Robert Ryman, Arrow, 1996, oil on Plexiglas with steel, 13 1/2″ x 12″. Image via Dia.

  • Abbas Kiarostami, the Iranian director who made Taste of Cherry, Certified Copy, and a host of other poetic films, has died at seventy-six. Mohsen Makhmalbaf, one of Kiarostami’s contemporaries, told the Guardian, “Kiarostami gave the Iranian cinema the international credibility that it has today … But his films were unfortunately not seen as much in Iran. He changed the world’s cinema; he freshened it and humanized it in contrast with Hollywood’s rough version. He was a man of life, who enjoyed living and made films in praise of life—that’s why it’s so difficult to come to terms with his death.”

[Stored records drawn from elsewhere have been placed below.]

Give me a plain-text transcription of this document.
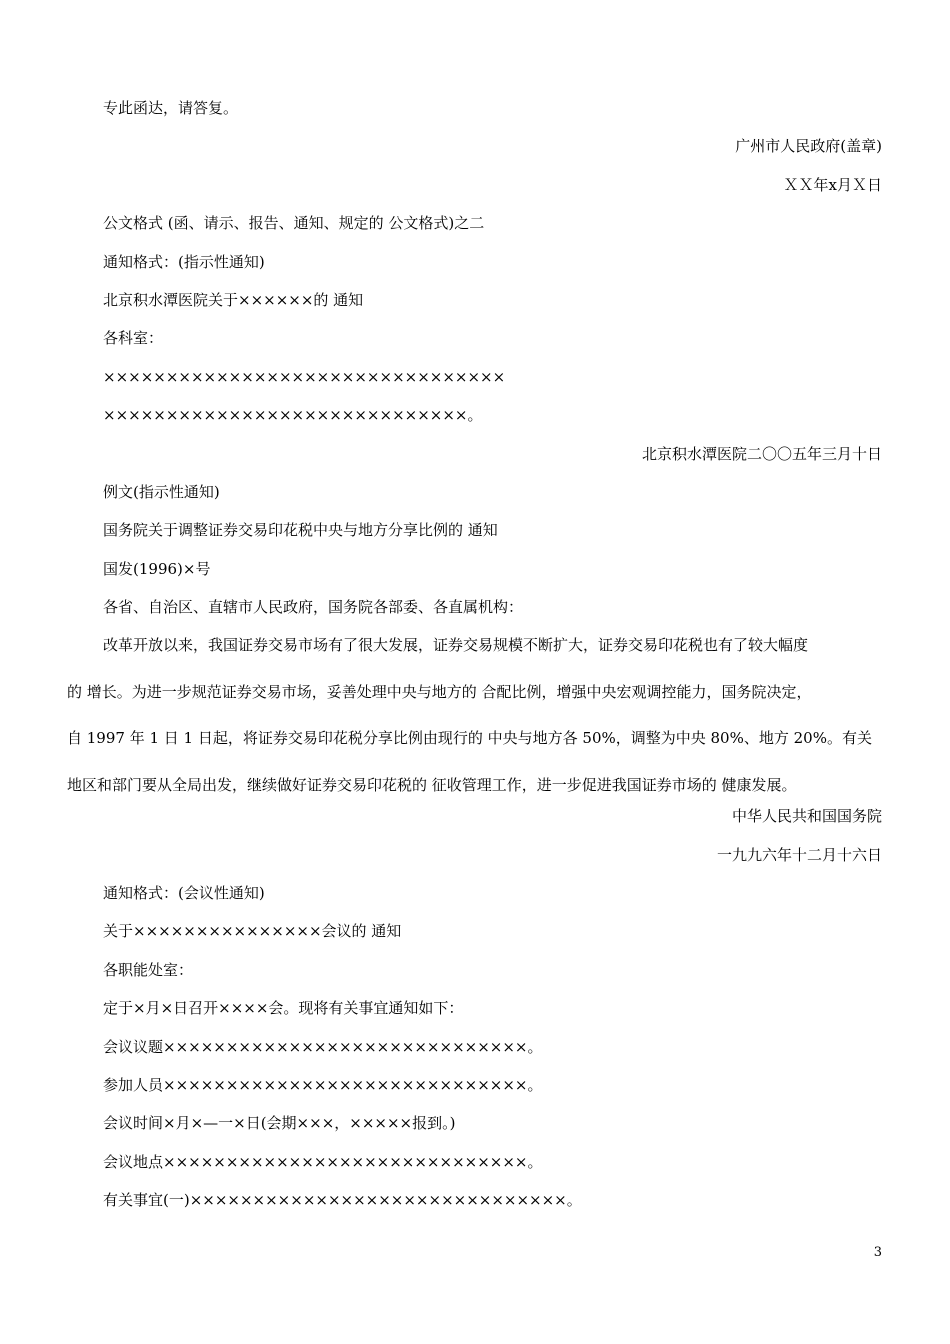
专此函达，请答复。
广州市人民政府(盖章)
ＸＸ年x月Ｘ日
公文格式 (函、请示、报告、通知、规定的 公文格式)之二
通知格式：(指示性通知)
北京积水潭医院关于××××××的 通知
各科室：
××××××××××××××××××××××××××××××××
×××××××××××××××××××××××××××××。
北京积水潭医院二〇〇五年三月十日
例文(指示性通知)
国务院关于调整证券交易印花税中央与地方分享比例的 通知
国发(1996)×号
各省、自治区、直辖市人民政府，国务院各部委、各直属机构：
改革开放以来，我国证券交易市场有了很大发展，证券交易规模不断扩大，证券交易印花税也有了较大幅度
的 增长。为进一步规范证券交易市场，妥善处理中央与地方的 合配比例，增强中央宏观调控能力，国务院决定，
自 1997 年 1 日 1 日起，将证券交易印花税分享比例由现行的 中央与地方各 50%，调整为中央 80%、地方 20%。有关
地区和部门要从全局出发，继续做好证券交易印花税的 征收管理工作，进一步促进我国证券市场的 健康发展。
中华人民共和国国务院
一九九六年十二月十六日
通知格式：(会议性通知)
关于×××××××××××××××会议的 通知
各职能处室：
定于×月×日召开××××会。现将有关事宜通知如下：
会议议题×××××××××××××××××××××××××××××。
参加人员×××××××××××××××××××××××××××××。
会议时间×月×—一×日(会期×××，×××××报到。)
会议地点×××××××××××××××××××××××××××××。
有关事宜(一)××××××××××××××××××××××××××××××。
3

  • It wouldn’t be a lie to say that Robert Ryman paints white squares—exactly the kind of concept that makes the uninitiated roll their eyes and say, My kid could do that. But your kid could not do this, not even your honor student. As silly as it sounds, Ryman’s canvases force you to reevaluate the whole, like, concept of white: “If you take a close look at the current exhibition at Dia: Chelsea, you quickly realize just how much can be contained within them. With smears and flecks and whorls of paint, built up in some places, washed out in others, the works catch the light in a singular way … The works are best seen when lit by the sun, as filtered down through the Dia skylights. And the light can activate the paint differently during the day, often calling up blue or green undertones.”

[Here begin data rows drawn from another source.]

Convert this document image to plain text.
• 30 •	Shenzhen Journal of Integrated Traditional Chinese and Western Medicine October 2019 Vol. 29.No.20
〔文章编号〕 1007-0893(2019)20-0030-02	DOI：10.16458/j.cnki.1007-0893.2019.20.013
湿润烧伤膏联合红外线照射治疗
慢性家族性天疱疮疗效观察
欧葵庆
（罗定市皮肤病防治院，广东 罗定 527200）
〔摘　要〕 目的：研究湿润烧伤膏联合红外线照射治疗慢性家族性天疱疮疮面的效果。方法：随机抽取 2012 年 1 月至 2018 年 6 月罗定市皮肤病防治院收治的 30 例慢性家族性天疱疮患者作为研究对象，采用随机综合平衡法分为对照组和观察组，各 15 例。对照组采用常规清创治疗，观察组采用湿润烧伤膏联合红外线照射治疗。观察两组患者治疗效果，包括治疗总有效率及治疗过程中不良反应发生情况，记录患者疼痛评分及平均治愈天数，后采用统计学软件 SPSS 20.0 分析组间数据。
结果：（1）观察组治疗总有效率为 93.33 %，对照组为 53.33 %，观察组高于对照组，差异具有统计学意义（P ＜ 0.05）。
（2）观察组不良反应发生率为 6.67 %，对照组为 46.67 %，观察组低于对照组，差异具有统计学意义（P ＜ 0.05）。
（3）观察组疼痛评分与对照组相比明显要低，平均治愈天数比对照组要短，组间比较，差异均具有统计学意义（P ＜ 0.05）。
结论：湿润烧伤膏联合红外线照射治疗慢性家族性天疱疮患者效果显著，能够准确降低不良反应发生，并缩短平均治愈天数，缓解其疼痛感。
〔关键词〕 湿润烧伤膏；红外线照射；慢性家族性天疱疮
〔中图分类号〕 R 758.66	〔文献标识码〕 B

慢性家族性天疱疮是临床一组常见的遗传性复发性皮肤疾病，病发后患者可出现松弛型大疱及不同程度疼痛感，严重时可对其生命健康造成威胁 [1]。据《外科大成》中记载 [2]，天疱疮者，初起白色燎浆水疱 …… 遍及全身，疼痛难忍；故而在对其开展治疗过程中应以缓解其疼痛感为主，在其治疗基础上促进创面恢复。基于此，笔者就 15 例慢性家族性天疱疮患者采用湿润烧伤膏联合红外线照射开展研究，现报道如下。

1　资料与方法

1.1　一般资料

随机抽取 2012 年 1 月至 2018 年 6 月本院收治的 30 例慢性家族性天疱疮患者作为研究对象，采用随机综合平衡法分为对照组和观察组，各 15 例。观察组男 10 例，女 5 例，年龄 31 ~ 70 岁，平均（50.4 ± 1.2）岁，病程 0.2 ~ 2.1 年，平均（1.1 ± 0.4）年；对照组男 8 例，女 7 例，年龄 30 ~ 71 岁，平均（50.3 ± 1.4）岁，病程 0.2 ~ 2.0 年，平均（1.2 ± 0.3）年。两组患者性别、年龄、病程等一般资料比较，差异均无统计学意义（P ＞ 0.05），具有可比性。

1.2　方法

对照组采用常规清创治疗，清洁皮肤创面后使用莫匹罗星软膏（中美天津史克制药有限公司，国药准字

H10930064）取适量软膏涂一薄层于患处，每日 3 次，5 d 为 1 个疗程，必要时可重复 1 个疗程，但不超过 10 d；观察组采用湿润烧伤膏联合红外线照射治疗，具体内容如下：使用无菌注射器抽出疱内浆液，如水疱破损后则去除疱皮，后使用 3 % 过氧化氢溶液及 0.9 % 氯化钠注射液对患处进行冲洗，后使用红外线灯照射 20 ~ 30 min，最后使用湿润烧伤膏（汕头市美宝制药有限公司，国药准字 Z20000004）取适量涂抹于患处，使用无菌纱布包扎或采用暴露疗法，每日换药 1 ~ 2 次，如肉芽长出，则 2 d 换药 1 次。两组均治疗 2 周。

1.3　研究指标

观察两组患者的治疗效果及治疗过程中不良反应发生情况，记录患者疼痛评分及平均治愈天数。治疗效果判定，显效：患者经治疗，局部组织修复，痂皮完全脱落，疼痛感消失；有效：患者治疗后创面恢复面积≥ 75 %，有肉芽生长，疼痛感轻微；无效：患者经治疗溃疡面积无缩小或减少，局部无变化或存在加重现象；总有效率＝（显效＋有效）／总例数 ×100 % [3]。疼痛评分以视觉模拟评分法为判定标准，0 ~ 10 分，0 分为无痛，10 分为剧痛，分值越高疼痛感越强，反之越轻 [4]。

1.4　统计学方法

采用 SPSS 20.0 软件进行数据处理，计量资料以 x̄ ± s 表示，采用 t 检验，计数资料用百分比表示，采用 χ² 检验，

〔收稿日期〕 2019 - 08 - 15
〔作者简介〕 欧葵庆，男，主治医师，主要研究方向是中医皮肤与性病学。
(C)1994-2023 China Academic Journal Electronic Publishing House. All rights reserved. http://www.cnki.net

  • The web in the nineties was a simpler, uglier place, where color schemes grated, links broke, and a MIDI version of your favorite Third Eye Blind song was always just a click away. What explains our nostalgia for all this? Charles Thaxton writes, “It’s now well established that most Internet users experience the web through a handful of large, enclosed platforms and apps … Was the Early Web any better? The pre-platform, pre-mobile Internet was a web of pages and links and counters. The most essential thing about it is the notion that it looked bad. But the bad-looking web is making a comeback. All of a sudden you’re on that clunky-looking webpage again … Nostalgia for the way the web looked is really a sublimated nostalgia for how it felt, for a time in almost everyone’s life when discovery and openness and joy were all more operable. As much as we want to preserve the early Internet in amber, we want to hold on to the feeling of the early Internet even more.”

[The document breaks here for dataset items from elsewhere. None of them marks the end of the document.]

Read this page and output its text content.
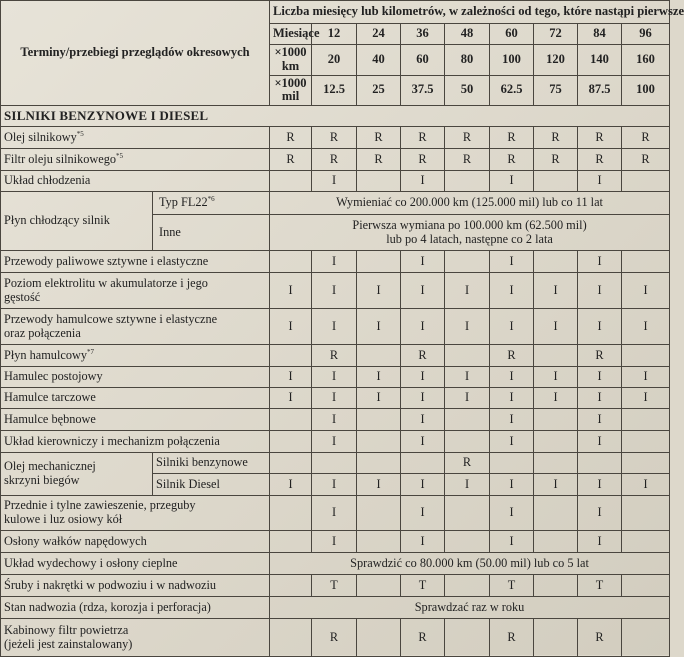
Terminy/przebiegi przeglądów okresowych		Liczba miesięcy lub kilometrów, w zależności od tego, które nastąpi pierwsze									
		Miesiące	12	24	36	48	60	72	84	96	
		×1000 km	20	40	60	80	100	120	140	160	
		×1000 mil	12.5	25	37.5	50	62.5	75	87.5	100	
SILNIKI BENZYNOWE I DIESEL											
Olej silnikowy$^{*5}$		R	R	R	R	R	R	R	R	R	
Filtr oleju silnikowego$^{*5}$		R	R	R	R	R	R	R	R	R	
Układ chłodzenia			I		I		I		I		
Płyn chłodzący silnik	Typ FL22$^{*6}$	Wymieniać co 200.000 km (125.000 mil) lub co 11 lat									
	Inne	Pierwsza wymiana po 100.000 km (62.500 mil)
lub po 4 latach, następne co 2 lata									

Przewody paliwowe sztywne i elastyczne			I		I		I		I		

Poziom elektrolitu w akumulatorze i jego
gęstość		I	I	I	I	I	I	I	I	I	

Przewody hamulcowe sztywne i elastyczne
oraz połączenia		I	I	I	I	I	I	I	I	I	
Płyn hamulcowy$^{*7}$			R		R		R		R		
Hamulec postojowy		I	I	I	I	I	I	I	I	I	
Hamulce tarczowe		I	I	I	I	I	I	I	I	I	
Hamulce bębnowe			I		I		I		I		
Układ kierowniczy i mechanizm połączenia			I		I		I		I		

Olej mechanicznej
skrzyni biegów	Silniki benzynowe					R					
	Silnik Diesel	I	I	I	I	I	I	I	I	I	

Przednie i tylne zawieszenie, przeguby
kulowe i luz osiowy kół			I		I		I		I		
Osłony wałków napędowych			I		I		I		I		
Układ wydechowy i osłony cieplne		Sprawdzić co 80.000 km (50.00 mil) lub co 5 lat									
Śruby i nakrętki w podwoziu i w nadwoziu			T		T		T		T		
Stan nadwozia (rdza, korozja i perforacja)		Sprawdzać raz w roku									

Kabinowy filtr powietrza
(jeżeli jest zainstalowany)			R		R		R		R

  • Boethius was executed in the year 524, but don’t let that deter you: his De consolatione philosophiae, written as he awaited execution, remains a vital read in troubling times. “Boethius’s task was both personal and communal, for in stoically embracing the decisions of the goddess Fortuna he admitted that death would soon come, but as he was also a refugee from a world that was dying, his manuscript served as an ars moriendi for culture, too. And in subsequent centuries his accomplishment was steadfastly maintained by fellow humanists, laboring in monasteries and libraries dotting Europe, making The Consolations of Philosophy one of the most copied texts of late antiquity, a capsule from one culture’s final moments through the eclipse of the next centuries … It’s an interesting question how much someone like Boethius could anticipate that their world was coming to an end; it’s an important question to ask if we are adequately anticipating it right now.”
  • In which John Berger visits a small coastal village in Italy and rhapsodizes about eels: “The women and men of Comacchio are recognizably different from their neighbors. Stocky, broad-shouldered, weather-tanned, big-handed, used to bending down, used to pulling on ropes and bailing out, accustomed to waiting, patient. Instead of calling them down-to-earth, we could invent the term down-to-water. Every year in the first week of October they celebrate a fete known as the Sagra dell’Anguilla (the festival of the eel). The cobbled town center is crammed with stalls of street vendors, come from elsewhere, selling trinkets, rings, seashells, cheeses, madonnas, salamis, dolls at low prices, small pleasures. The inhabitants wander slowly past, fingering the knickknacks, reckoning the small pleasures, and from time to time paying out a few coins. There are also benches and trestle tables where one can drink and eat. There is the smell of food being grilled. Onions, aubergines, peppers, and, of course, eels.”